Many staff had a pay rise on 1 April 2019 when the various rates of the national minimum wage (“NMW”) increased, including the national living wage to £8.21 per hour. However, there are exceptions and complications which mean that many employers still get it wrong, ending up on the wrong end of HMRC or employment tribunal claims (with the consequential adverse publicity).

Back in February 2019, the British Retail Consortium expressed their concern that many retailers were being unfairly targeted by HMRC for “technical breaches” of NMW legislation where the errors arise from inadvertent mistakes rather than a deliberate attempt to avoid paying staff what they were due. Recently, a number of employers have been caught out when implementing voluntary salary sacrifice schemes which have brought staff wages below the NMW. Now HMRC has come out fighting, saying that the rules are clear and it will continue to take enforcement action where necessary.

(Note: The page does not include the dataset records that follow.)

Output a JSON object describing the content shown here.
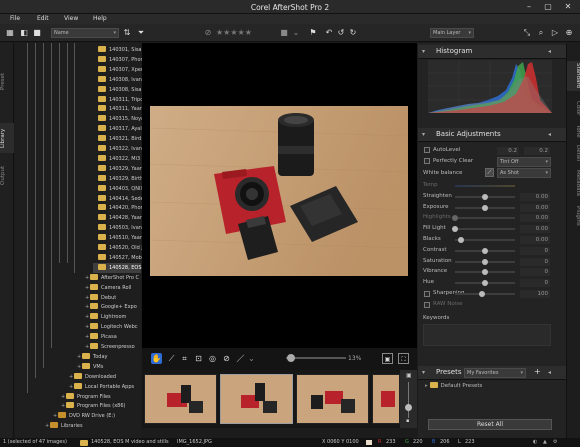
{
  "app": {
    "title": "Corel AfterShot Pro 2"
  },
  "menu": [
    "File",
    "Edit",
    "View",
    "Help"
  ],
  "toolbar": {
    "sort_label": "Name",
    "layer_label": "Main Layer"
  },
  "left_tabs": [
    "Output",
    "Library",
    "Preset"
  ],
  "tree": [
    {
      "label": "140301, Sisa W",
      "indent": 4,
      "folder": true
    },
    {
      "label": "140307, Phone",
      "indent": 4,
      "folder": true
    },
    {
      "label": "140307, Xperia",
      "indent": 4,
      "folder": true
    },
    {
      "label": "140308, Ivan",
      "indent": 4,
      "folder": true
    },
    {
      "label": "140308, Sisa ar",
      "indent": 4,
      "folder": true
    },
    {
      "label": "140311, Tripod",
      "indent": 4,
      "folder": true
    },
    {
      "label": "140311, Yaara F",
      "indent": 4,
      "folder": true
    },
    {
      "label": "140315, Noya a",
      "indent": 4,
      "folder": true
    },
    {
      "label": "140317, Ayalon",
      "indent": 4,
      "folder": true
    },
    {
      "label": "140321, Bird W",
      "indent": 4,
      "folder": true
    },
    {
      "label": "140322, Ivan",
      "indent": 4,
      "folder": true
    },
    {
      "label": "140322, Mi3 Re",
      "indent": 4,
      "folder": true
    },
    {
      "label": "140329, Yaara F",
      "indent": 4,
      "folder": true
    },
    {
      "label": "140329, Birthd",
      "indent": 4,
      "folder": true
    },
    {
      "label": "140403, QNIX n",
      "indent": 4,
      "folder": true
    },
    {
      "label": "140414, Seder",
      "indent": 4,
      "folder": true
    },
    {
      "label": "140420, Phone",
      "indent": 4,
      "folder": true
    },
    {
      "label": "140428, Yaara F",
      "indent": 4,
      "folder": true
    },
    {
      "label": "140503, Ivan",
      "indent": 4,
      "folder": true
    },
    {
      "label": "140510, Yaara F",
      "indent": 4,
      "folder": true
    },
    {
      "label": "140520, Old Jal",
      "indent": 4,
      "folder": true
    },
    {
      "label": "140527, Mobio",
      "indent": 4,
      "folder": true
    },
    {
      "label": "140528, EOS M",
      "indent": 4,
      "folder": true,
      "selected": true
    },
    {
      "label": "AfterShot Pro C",
      "indent": 3,
      "folder": true
    },
    {
      "label": "Camera Roll",
      "indent": 3,
      "folder": true
    },
    {
      "label": "Debut",
      "indent": 3,
      "folder": true
    },
    {
      "label": "Google+ Expo",
      "indent": 3,
      "folder": true
    },
    {
      "label": "Lightroom",
      "indent": 3,
      "folder": true
    },
    {
      "label": "Logitech Webc",
      "indent": 3,
      "folder": true
    },
    {
      "label": "Picasa",
      "indent": 3,
      "folder": true
    },
    {
      "label": "Screenpresso",
      "indent": 3,
      "folder": true
    },
    {
      "label": "Today",
      "indent": 2,
      "folder": true
    },
    {
      "label": "VMs",
      "indent": 2,
      "folder": true
    },
    {
      "label": "Downloaded",
      "indent": 1,
      "folder": true
    },
    {
      "label": "Local Portable Apps",
      "indent": 1,
      "folder": true
    },
    {
      "label": "Program Files",
      "indent": 0,
      "folder": true
    },
    {
      "label": "Program Files (x86)",
      "indent": 0,
      "folder": true
    },
    {
      "label": "DVD RW Drive (E:)",
      "indent": -1,
      "folder": true
    },
    {
      "label": "Libraries",
      "indent": -2,
      "folder": true
    }
  ],
  "viewer": {
    "zoom_label": "13%"
  },
  "histogram": {
    "title": "Histogram"
  },
  "basic_adjustments": {
    "title": "Basic Adjustments",
    "autolevel_label": "AutoLevel",
    "autolevel_low": "0.2",
    "autolevel_high": "0.2",
    "perfectly_clear_label": "Perfectly Clear",
    "perfectly_clear_value": "Tint Off",
    "white_balance_label": "White balance",
    "white_balance_value": "As Shot",
    "rows": [
      {
        "label": "Temp",
        "value": "",
        "dim": true,
        "pos": 0.5
      },
      {
        "label": "Straighten",
        "value": "0.00",
        "dim": false,
        "pos": 0.5
      },
      {
        "label": "Exposure",
        "value": "0.00",
        "dim": false,
        "pos": 0.5
      },
      {
        "label": "Highlights",
        "value": "0.00",
        "dim": true,
        "pos": 0.0
      },
      {
        "label": "Fill Light",
        "value": "0.00",
        "dim": false,
        "pos": 0.0
      },
      {
        "label": "Blacks",
        "value": "0.00",
        "dim": false,
        "pos": 0.1
      },
      {
        "label": "Contrast",
        "value": "0",
        "dim": false,
        "pos": 0.5
      },
      {
        "label": "Saturation",
        "value": "0",
        "dim": false,
        "pos": 0.5
      },
      {
        "label": "Vibrance",
        "value": "0",
        "dim": false,
        "pos": 0.5
      },
      {
        "label": "Hue",
        "value": "0",
        "dim": false,
        "pos": 0.5
      },
      {
        "label": "Sharpening",
        "value": "100",
        "dim": false,
        "pos": 0.45
      },
      {
        "label": "RAW Noise",
        "value": "",
        "dim": true,
        "pos": 0.5
      }
    ],
    "keywords_label": "Keywords"
  },
  "presets": {
    "title": "Presets",
    "filter_value": "My Favorites",
    "default_label": "Default Presets"
  },
  "reset_label": "Reset All",
  "right_tabs": [
    "Standard",
    "Color",
    "Tone",
    "Detail",
    "Metadata",
    "Plugins"
  ],
  "status": {
    "selection": "1 (selected of 47 images)",
    "folder": "140528, EOS M video and stills",
    "filename": "IMG_1652.JPG",
    "coords": "X 0060  Y 0100",
    "r": "233",
    "g": "220",
    "b": "206",
    "l": "223"
  },
  "colors": {
    "accent": "#d9b24b",
    "histogram_blue": "#2f6fd1",
    "histogram_green": "#3fa34a",
    "histogram_red": "#d23030"
  }
}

In the meantime, the EAT considered (yet again) a case where the Tribunal had to decide whether time spent on call would amount to “time work” for NMW purposes, such that the relevant staff would be entitled to receive the NMW for all hours spent on call. And the answer – it depends.

In Frudd v The Partington Group Ltd, the staff on a caravan site were on call from the end of their normal shift until 8am the following morning. Until 10pm, they might be required to greet late arrivals and show guests around the site. For this time, they were entitled to receive the NMW. However, after 10pm, they would only be required to work in the event of emergency (for which they would be paid) and were not entitled to receive the NMW for merely being available to work. The Tribunal had failed to give reasons for its finding in respect of the period 7am to 8am when the emergency call out payment no longer applied and the case was remitted by the EAT on this point.

Finally, the High Court recently found in the case Antuzis & Others v DJ Houghton Catching Services Ltd that the directors of a limited company could be held personally liable for breaches of an employment contract where, amongst other things, they did not honestly believe that the Company was complying with the statutory requirement to pay the minimum wage.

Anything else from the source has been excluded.